SHIZUOKA CITY, Japan, Nov 21 (Reuters) – In a still fuelled by cedar from nearby forests, Shizuoka Distillery, a leader in Japan’s new wave of independent whisky makers, crafts its spirits to tap into surging global demand.

This year marks the 100 year anniversary of whisky making in Japan since the founding of market leader Suntory’s first distillery in Yamazaki in 1923.

And at the century mark, there are now more than 100 licensed distilleries in the country – twice as much as 10 years ago – with each one vying to make its mark in a rapidly expanding market.

The cedar fire – which Shizuoka claims is the world’s only wood fuelled blaze beneath a whisky still – is one of several novelties these distilleries are using to set themselves apart.

And even though their businesses are small compared to drinks giants like Suntory, their ambitions are world-class.
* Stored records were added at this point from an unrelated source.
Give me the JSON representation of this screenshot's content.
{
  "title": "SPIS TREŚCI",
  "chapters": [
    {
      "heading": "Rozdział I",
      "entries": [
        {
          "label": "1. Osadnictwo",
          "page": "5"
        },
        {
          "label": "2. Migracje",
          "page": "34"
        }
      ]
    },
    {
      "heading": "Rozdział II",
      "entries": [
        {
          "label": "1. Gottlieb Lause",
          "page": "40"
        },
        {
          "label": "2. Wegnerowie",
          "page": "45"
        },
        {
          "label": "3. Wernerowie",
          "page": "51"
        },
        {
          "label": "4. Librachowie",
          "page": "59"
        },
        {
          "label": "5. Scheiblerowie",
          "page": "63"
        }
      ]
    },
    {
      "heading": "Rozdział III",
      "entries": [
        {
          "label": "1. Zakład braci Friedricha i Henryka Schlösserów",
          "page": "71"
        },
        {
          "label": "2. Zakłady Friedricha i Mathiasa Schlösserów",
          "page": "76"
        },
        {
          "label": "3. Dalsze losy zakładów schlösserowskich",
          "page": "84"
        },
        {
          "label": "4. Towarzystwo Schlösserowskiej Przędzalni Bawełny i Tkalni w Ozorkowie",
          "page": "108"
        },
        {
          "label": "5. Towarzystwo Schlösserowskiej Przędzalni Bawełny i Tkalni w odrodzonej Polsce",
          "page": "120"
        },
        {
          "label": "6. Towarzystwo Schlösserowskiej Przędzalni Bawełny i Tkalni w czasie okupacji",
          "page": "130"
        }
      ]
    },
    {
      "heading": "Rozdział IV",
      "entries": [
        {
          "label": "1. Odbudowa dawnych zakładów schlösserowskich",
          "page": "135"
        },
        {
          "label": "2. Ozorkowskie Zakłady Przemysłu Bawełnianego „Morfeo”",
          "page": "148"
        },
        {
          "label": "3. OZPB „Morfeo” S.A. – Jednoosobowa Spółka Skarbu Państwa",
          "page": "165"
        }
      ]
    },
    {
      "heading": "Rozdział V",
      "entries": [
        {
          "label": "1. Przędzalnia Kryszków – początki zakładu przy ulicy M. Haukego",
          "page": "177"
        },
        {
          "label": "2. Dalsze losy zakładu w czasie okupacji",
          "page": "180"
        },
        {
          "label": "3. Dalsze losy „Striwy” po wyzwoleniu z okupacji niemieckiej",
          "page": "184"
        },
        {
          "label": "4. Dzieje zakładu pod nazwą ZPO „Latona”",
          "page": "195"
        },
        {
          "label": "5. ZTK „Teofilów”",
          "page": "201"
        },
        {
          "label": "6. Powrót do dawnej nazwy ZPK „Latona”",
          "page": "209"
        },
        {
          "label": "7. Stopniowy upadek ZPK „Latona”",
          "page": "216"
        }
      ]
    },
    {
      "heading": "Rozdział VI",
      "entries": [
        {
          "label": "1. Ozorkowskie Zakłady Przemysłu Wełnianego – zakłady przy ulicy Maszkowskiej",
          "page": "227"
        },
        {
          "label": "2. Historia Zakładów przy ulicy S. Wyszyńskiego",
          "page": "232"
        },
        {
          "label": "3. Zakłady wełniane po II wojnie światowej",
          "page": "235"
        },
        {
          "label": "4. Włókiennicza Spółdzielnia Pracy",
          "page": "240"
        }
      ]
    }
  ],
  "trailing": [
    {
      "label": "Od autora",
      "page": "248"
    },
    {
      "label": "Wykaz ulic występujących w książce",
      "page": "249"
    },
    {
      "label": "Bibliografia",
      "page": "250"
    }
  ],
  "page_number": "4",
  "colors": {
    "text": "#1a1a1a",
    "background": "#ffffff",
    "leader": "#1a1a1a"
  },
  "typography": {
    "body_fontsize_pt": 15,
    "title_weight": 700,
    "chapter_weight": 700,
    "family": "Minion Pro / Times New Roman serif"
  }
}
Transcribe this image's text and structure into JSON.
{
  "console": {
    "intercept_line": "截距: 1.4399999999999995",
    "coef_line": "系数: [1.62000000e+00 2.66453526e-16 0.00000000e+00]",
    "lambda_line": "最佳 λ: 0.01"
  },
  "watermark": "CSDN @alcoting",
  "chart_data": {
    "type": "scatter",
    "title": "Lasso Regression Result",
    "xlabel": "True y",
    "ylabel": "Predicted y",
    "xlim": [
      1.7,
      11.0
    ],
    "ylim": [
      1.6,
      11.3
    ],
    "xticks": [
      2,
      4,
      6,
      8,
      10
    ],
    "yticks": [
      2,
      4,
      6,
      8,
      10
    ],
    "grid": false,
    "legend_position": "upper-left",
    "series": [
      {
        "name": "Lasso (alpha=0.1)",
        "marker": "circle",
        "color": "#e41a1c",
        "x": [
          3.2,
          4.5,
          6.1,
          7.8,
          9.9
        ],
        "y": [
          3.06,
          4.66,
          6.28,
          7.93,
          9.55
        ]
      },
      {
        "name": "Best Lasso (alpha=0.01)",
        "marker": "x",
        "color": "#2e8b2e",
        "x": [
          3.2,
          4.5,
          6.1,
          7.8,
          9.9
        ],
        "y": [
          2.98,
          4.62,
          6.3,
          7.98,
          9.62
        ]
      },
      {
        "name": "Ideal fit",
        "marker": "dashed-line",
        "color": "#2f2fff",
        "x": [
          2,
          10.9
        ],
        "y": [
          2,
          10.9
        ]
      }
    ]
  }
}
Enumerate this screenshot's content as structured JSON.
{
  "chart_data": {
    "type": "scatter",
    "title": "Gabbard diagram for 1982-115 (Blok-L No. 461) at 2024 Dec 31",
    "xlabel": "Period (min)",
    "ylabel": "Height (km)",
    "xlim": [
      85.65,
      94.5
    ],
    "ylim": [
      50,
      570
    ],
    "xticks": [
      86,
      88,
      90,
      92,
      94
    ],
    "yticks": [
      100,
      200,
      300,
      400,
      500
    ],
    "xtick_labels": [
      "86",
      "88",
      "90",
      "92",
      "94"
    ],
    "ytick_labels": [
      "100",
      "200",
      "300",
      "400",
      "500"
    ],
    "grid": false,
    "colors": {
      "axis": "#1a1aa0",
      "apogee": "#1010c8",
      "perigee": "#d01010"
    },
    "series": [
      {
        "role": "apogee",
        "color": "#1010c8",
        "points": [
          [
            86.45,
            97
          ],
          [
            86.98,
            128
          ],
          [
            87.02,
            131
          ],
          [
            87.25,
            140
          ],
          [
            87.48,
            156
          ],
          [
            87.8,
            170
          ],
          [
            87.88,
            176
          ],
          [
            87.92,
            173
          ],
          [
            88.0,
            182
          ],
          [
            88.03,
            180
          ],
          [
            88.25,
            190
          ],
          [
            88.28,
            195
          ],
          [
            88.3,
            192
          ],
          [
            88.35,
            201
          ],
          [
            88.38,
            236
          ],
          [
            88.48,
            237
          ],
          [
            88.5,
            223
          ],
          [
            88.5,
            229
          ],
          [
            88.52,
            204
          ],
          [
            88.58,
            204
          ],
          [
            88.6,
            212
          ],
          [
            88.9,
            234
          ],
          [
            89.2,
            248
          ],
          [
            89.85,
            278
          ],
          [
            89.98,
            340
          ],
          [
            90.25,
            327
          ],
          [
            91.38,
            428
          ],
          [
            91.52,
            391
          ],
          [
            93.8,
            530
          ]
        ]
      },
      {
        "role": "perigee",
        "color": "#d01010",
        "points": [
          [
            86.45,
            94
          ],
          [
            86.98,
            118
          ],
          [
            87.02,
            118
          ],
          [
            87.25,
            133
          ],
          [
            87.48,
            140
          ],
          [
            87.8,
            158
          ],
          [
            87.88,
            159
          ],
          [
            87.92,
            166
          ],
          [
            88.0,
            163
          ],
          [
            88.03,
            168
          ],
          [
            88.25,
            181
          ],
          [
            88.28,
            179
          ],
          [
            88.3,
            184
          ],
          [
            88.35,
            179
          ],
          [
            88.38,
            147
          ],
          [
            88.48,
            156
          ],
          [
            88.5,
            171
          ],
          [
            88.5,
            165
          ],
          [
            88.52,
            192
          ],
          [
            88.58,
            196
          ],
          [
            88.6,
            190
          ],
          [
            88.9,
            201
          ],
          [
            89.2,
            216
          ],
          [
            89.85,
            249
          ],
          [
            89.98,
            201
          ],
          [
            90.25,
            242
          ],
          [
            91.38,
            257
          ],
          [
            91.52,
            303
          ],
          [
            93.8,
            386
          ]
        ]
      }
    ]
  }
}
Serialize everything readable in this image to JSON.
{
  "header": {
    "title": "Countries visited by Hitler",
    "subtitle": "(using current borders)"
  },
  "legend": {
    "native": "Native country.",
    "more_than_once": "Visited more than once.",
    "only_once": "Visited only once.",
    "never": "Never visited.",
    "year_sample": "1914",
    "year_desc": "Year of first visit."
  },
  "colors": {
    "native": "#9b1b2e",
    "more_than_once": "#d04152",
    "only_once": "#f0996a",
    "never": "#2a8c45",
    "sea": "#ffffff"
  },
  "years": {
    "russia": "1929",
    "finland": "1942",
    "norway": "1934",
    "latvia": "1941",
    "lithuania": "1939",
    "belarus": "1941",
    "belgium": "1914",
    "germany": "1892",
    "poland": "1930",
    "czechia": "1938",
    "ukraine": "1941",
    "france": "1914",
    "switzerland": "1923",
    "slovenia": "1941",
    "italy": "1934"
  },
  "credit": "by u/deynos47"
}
Taiko Nakamura, 54, was inspired to set up Shizuoka Distillery in 2016 by a trip to Scotland.

“I saw this distillery, and I was amazed that this tiny place in the mountainous countryside was selling whisky across the globe,” he said. “So I thought it would be fun to make my own whisky and then have people from all over the world enjoy it.”

Japanese whisky turns 100 as craft distilleries transform industry

The explosion of craft whisky in Japan follows a boom and bust in the industry.


Long viewed as an inferior copycat of Scotch, Japanese single malts and blended whiskies started racking up international awards around 2008, sparking intense global demand that effectively drank the supply dry by around 2015.

The shortage sent prices into the stratosphere. A set of 54 bottles from Ichiro’s Malt, a trailblazer in Japanese craft whisky, sold for $1.5 million in 2020 at a Hong Kong auction. Last week, Sotheby’s offered what it claimed was the most valuable collection of Japanese whisky at auction, headlined by a 52-year old bottle that sold for 300,000 pounds ($373,830).